With the Global Projects for All initiative, the size of the Global Projects program continues to increase—as of next year, it will have grown twofold from where it was seven years ago.
“The ability to simulate different placement scenarios lets us test our offerings and adjust our capacity before the final decisions are announced,” Rissmiller says. “In that way, we can run the program at higher capacity and less cost per student. With lower cost, we can serve more students and achieve Global Projects for All.”

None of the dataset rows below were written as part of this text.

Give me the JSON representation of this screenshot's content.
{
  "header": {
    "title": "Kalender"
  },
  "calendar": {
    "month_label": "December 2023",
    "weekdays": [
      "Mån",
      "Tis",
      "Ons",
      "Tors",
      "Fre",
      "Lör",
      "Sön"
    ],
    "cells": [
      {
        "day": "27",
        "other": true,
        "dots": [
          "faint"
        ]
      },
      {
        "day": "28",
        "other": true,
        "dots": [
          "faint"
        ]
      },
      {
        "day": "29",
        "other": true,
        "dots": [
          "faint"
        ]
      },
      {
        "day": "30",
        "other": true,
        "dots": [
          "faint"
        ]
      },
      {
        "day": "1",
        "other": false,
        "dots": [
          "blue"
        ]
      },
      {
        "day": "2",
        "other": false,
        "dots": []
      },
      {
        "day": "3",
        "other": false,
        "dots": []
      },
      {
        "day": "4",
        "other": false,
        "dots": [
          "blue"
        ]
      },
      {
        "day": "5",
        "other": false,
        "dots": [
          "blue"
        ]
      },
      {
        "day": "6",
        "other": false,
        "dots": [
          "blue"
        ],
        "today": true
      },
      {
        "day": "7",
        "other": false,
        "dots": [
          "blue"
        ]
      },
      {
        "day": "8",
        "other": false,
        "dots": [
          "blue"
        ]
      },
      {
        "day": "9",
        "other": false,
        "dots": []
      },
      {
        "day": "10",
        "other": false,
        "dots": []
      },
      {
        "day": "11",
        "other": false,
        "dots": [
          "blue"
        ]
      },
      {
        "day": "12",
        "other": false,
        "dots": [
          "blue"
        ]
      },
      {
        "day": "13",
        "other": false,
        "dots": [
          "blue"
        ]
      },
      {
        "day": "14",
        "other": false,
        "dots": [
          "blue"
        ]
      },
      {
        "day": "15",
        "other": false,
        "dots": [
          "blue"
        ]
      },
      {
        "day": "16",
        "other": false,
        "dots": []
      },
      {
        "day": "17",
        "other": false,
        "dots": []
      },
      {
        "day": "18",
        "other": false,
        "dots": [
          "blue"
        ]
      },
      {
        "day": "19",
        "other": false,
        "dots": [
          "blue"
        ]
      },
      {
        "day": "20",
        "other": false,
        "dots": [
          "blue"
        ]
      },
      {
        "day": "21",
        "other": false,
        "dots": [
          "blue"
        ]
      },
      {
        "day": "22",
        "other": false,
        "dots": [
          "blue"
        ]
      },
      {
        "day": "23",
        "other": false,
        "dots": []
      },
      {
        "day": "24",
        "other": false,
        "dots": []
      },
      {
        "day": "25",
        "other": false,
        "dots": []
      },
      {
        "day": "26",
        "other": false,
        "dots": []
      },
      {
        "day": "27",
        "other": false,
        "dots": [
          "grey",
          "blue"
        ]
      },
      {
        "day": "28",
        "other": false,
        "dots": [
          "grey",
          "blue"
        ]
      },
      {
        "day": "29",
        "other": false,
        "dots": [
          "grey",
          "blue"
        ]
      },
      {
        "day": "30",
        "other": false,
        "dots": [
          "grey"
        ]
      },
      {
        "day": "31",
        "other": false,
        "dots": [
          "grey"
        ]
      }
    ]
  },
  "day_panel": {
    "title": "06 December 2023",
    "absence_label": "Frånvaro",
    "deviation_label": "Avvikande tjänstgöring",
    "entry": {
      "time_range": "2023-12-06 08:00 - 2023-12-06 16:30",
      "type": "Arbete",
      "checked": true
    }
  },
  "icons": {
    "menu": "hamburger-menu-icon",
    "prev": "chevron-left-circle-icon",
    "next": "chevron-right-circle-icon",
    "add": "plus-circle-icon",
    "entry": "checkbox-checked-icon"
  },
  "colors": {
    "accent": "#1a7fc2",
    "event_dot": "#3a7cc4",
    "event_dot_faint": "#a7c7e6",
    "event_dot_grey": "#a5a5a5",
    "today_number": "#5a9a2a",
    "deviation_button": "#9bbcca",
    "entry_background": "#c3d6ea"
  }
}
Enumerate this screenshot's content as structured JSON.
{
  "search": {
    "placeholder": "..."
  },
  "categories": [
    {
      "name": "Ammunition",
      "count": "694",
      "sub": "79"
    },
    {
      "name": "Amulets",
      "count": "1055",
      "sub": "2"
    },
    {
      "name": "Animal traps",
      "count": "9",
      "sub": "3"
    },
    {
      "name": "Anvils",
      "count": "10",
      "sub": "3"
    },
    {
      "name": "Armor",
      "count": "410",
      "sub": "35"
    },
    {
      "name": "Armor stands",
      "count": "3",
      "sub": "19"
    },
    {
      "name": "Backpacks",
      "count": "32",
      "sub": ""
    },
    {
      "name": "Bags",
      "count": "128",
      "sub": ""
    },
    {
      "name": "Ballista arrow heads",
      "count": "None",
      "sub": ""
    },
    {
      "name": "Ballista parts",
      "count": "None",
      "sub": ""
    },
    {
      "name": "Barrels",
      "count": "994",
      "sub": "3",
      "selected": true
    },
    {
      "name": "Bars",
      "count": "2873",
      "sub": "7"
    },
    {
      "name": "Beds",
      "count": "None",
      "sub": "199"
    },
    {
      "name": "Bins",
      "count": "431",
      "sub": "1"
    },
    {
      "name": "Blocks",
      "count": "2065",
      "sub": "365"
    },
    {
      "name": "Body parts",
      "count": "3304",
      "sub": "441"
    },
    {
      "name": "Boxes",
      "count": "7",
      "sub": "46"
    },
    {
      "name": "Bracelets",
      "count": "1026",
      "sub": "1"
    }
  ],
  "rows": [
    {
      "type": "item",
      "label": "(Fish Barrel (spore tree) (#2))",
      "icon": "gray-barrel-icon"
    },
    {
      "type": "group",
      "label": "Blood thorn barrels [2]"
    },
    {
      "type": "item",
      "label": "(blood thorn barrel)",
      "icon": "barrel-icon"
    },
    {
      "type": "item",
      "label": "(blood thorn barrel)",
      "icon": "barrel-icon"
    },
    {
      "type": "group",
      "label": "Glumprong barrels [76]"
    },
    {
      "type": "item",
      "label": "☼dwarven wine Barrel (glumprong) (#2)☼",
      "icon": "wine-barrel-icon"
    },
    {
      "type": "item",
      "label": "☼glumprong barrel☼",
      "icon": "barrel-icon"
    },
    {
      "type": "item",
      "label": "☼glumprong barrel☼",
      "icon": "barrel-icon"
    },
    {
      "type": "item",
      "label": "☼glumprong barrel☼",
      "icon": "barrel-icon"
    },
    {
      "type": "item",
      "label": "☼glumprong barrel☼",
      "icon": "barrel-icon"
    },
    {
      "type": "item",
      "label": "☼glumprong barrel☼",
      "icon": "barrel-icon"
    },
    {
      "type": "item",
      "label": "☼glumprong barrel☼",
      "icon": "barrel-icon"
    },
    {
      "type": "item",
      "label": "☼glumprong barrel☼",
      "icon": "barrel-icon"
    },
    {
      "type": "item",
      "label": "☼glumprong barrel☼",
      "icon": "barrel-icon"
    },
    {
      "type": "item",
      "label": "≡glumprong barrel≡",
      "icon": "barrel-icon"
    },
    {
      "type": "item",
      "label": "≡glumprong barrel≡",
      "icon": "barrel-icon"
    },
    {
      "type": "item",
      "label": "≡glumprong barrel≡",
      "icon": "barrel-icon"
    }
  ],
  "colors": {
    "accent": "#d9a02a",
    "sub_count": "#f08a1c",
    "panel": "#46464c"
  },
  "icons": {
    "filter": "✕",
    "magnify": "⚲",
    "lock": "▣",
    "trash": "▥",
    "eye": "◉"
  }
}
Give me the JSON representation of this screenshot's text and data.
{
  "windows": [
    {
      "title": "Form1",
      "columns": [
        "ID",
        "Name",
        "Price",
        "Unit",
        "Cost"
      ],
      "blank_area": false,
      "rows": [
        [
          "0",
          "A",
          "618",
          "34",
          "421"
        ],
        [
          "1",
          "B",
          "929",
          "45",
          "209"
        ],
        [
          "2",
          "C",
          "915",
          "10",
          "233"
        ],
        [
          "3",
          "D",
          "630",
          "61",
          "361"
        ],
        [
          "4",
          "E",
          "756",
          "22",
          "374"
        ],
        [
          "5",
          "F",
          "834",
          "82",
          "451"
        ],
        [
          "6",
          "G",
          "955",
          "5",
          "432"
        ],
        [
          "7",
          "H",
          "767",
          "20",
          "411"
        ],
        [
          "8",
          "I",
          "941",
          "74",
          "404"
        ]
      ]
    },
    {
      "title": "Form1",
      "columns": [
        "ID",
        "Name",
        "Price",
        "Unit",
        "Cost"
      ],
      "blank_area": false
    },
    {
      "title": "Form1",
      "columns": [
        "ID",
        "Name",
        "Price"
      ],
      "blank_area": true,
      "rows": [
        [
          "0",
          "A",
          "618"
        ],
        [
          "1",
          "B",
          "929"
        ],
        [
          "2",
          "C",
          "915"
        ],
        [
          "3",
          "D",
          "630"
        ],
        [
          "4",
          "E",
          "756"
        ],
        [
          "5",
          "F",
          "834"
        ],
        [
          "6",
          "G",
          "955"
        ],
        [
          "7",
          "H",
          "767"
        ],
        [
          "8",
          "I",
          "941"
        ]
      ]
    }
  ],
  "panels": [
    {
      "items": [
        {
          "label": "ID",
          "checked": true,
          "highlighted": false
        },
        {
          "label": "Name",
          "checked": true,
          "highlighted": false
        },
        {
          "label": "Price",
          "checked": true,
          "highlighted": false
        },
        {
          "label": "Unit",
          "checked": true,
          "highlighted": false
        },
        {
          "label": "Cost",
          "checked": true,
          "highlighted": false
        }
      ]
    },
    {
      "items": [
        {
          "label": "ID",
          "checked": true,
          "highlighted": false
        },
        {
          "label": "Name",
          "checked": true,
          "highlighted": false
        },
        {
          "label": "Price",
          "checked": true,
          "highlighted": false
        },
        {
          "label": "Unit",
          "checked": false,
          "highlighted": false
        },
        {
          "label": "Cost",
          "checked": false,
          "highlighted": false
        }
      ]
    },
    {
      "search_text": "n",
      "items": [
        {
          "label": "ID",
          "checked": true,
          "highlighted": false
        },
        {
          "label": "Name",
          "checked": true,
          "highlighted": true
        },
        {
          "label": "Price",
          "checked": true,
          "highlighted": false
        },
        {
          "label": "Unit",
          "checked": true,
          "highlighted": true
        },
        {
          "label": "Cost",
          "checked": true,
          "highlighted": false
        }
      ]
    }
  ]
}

The program has grown in multiple ways, adding terms to high demand sites such as London and Copenhagen, and creating 19 new or expanded centers, with an additional six centers offering pilot terms for next year. The added capacity has helped increase the success of the matching algorithm by providing more options for students; in the past, 59–69 percent of students were placed in a top-choice center, and there was always a waitlist.
“The new approach gets students thinking beyond a single ‘top choice,’” says Rick Vaz, former dean of Interdisciplinary and Global Studies and current director of the Center for Project-Based Learning. “More students are being placed in programs they’re interested in, which is the bottom line.”